New Cornell NYCTech – Commerce Amid Education!

Dear Commons Community,

The new Cornell NYCTech being built on Roosevelt Island will have a curriculum that devotes months to helping a company solve a current technological challenge. Students will have their progress supervised not just by an academic adviser, but also by an industry adviser. Their new campus will intersperse classrooms with office buildings, where high-tech companies can rent a suite and set up shop.   The New York Times also reported:

“And when they showed up Monday for the very first day of classes at Cornell NYC Tech, the most ambitious institution of higher education to open in New York City in decades, students arrived not at some temporary structure on the edge of a construction site but to 20,000 square feet of donated space in the middle of Google’s $2 billion New York headquarters.

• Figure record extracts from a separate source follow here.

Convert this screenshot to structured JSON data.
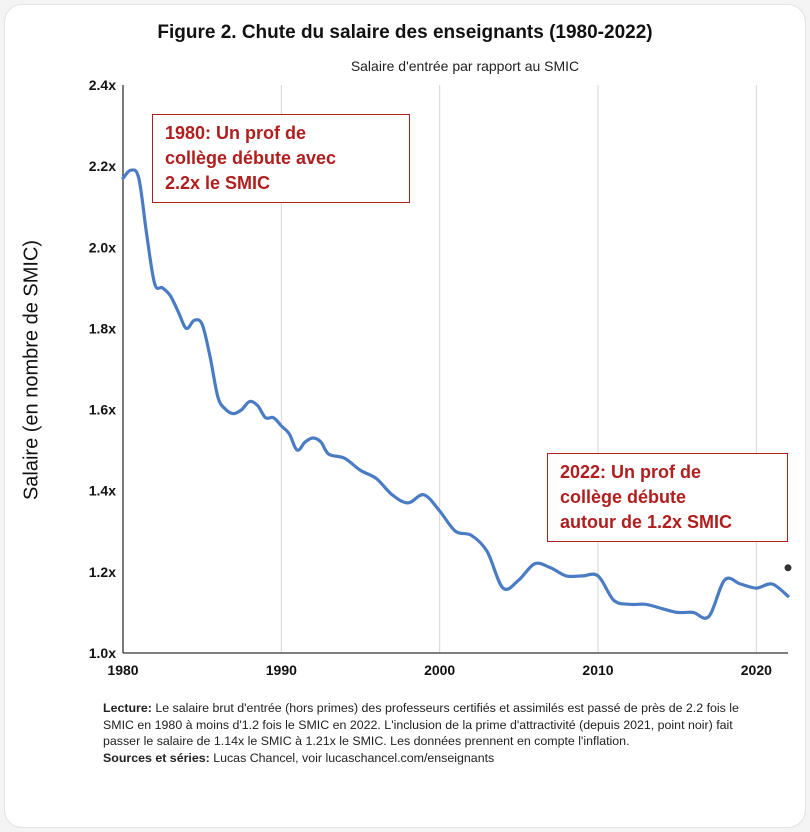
{
  "chart_data": {
    "type": "line",
    "title": "Figure 2. Chute du salaire des enseignants (1980-2022)",
    "subtitle": "Salaire d'entrée par rapport au SMIC",
    "ylabel": "Salaire (en nombre de SMIC)",
    "xlabel": "",
    "xlim": [
      1980,
      2022
    ],
    "ylim": [
      1.0,
      2.4
    ],
    "x_ticks": [
      1980,
      1990,
      2000,
      2010,
      2020
    ],
    "y_ticks": [
      1.0,
      1.2,
      1.4,
      1.6,
      1.8,
      2.0,
      2.2,
      2.4
    ],
    "y_tick_labels": [
      "1.0x",
      "1.2x",
      "1.4x",
      "1.6x",
      "1.8x",
      "2.0x",
      "2.2x",
      "2.4x"
    ],
    "grid": "vertical",
    "line_color": "#4a7cc4",
    "series": [
      {
        "x": [
          1980,
          1980.5,
          1981,
          1981.5,
          1982,
          1982.5,
          1983,
          1983.5,
          1984,
          1984.5,
          1985,
          1985.5,
          1986,
          1986.5,
          1987,
          1987.5,
          1988,
          1988.5,
          1989,
          1989.5,
          1990,
          1990.5,
          1991,
          1991.5,
          1992,
          1992.5,
          1993,
          1994,
          1995,
          1996,
          1997,
          1998,
          1999,
          2000,
          2001,
          2002,
          2003,
          2004,
          2005,
          2006,
          2007,
          2008,
          2009,
          2010,
          2011,
          2012,
          2013,
          2014,
          2015,
          2016,
          2017,
          2018,
          2019,
          2020,
          2021,
          2022
        ],
        "y": [
          2.17,
          2.19,
          2.17,
          2.03,
          1.91,
          1.9,
          1.88,
          1.84,
          1.8,
          1.82,
          1.81,
          1.73,
          1.63,
          1.6,
          1.59,
          1.6,
          1.62,
          1.61,
          1.58,
          1.58,
          1.56,
          1.54,
          1.5,
          1.52,
          1.53,
          1.52,
          1.49,
          1.48,
          1.45,
          1.43,
          1.39,
          1.37,
          1.39,
          1.35,
          1.3,
          1.29,
          1.25,
          1.16,
          1.18,
          1.22,
          1.21,
          1.19,
          1.19,
          1.19,
          1.13,
          1.12,
          1.12,
          1.11,
          1.1,
          1.1,
          1.09,
          1.18,
          1.17,
          1.16,
          1.17,
          1.14
        ]
      }
    ],
    "extra_points": [
      {
        "x": 2022,
        "y": 1.21,
        "color": "#333333"
      }
    ]
  },
  "annotations": {
    "a1980": "1980: Un prof de\ncollège débute avec\n2.2x le SMIC",
    "a2022": "2022: Un prof de\ncollège débute\nautour de 1.2x SMIC",
    "color": "#b01e1e"
  },
  "caption": {
    "lecture_label": "Lecture:",
    "lecture_text": " Le salaire brut d'entrée (hors primes) des professeurs certifiés et assimilés est passé de près de 2.2 fois le SMIC en 1980 à moins d'1.2 fois le SMIC en 2022. L'inclusion de la prime d'attractivité (depuis 2021, point noir) fait passer le salaire de 1.14x le SMIC à 1.21x le SMIC. Les données prennent en compte l'inflation.",
    "sources_label": "Sources et séries:",
    "sources_text": " Lucas Chancel, voir lucaschancel.com/enseignants"
  }
}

Cornell NYC Tech, a new graduate school focusing on applied science, is a bold experiment on many fronts: a major expansion for an august upstate school, a high-impact real estate venture for Roosevelt Island, an innovative collaboration with a foreign university, a new realm of influence for City Hall. But the most striking departure of all may be the relationship it sets forth between university and industry, one in which commerce and education are not just compatible, they are also all but indistinguishable. In this new framework, Cornell NYC Tech is not just a school, it is an “educational start-up,” students are “deliverables” and companies seeking access to those students or their professors can choose from a “suite of products” by which to get it.

Colleges and universities across the country — a great many of which are scrambling to find new ways to finance scientific research, as well as new ways to profit from the fruits of that research — are watching closely. In the last year, Mayor Michael R. Bloomberg has announced the creation of technology schools by both Columbia and New York University. And Cornell’s president, David J. Skorton, said he had been visited by representatives from other cities hopeful that the Cornell NYC Tech model might work there, too.”

Congratulations to Mayor Michael Bloomberg for bringing this school to New York!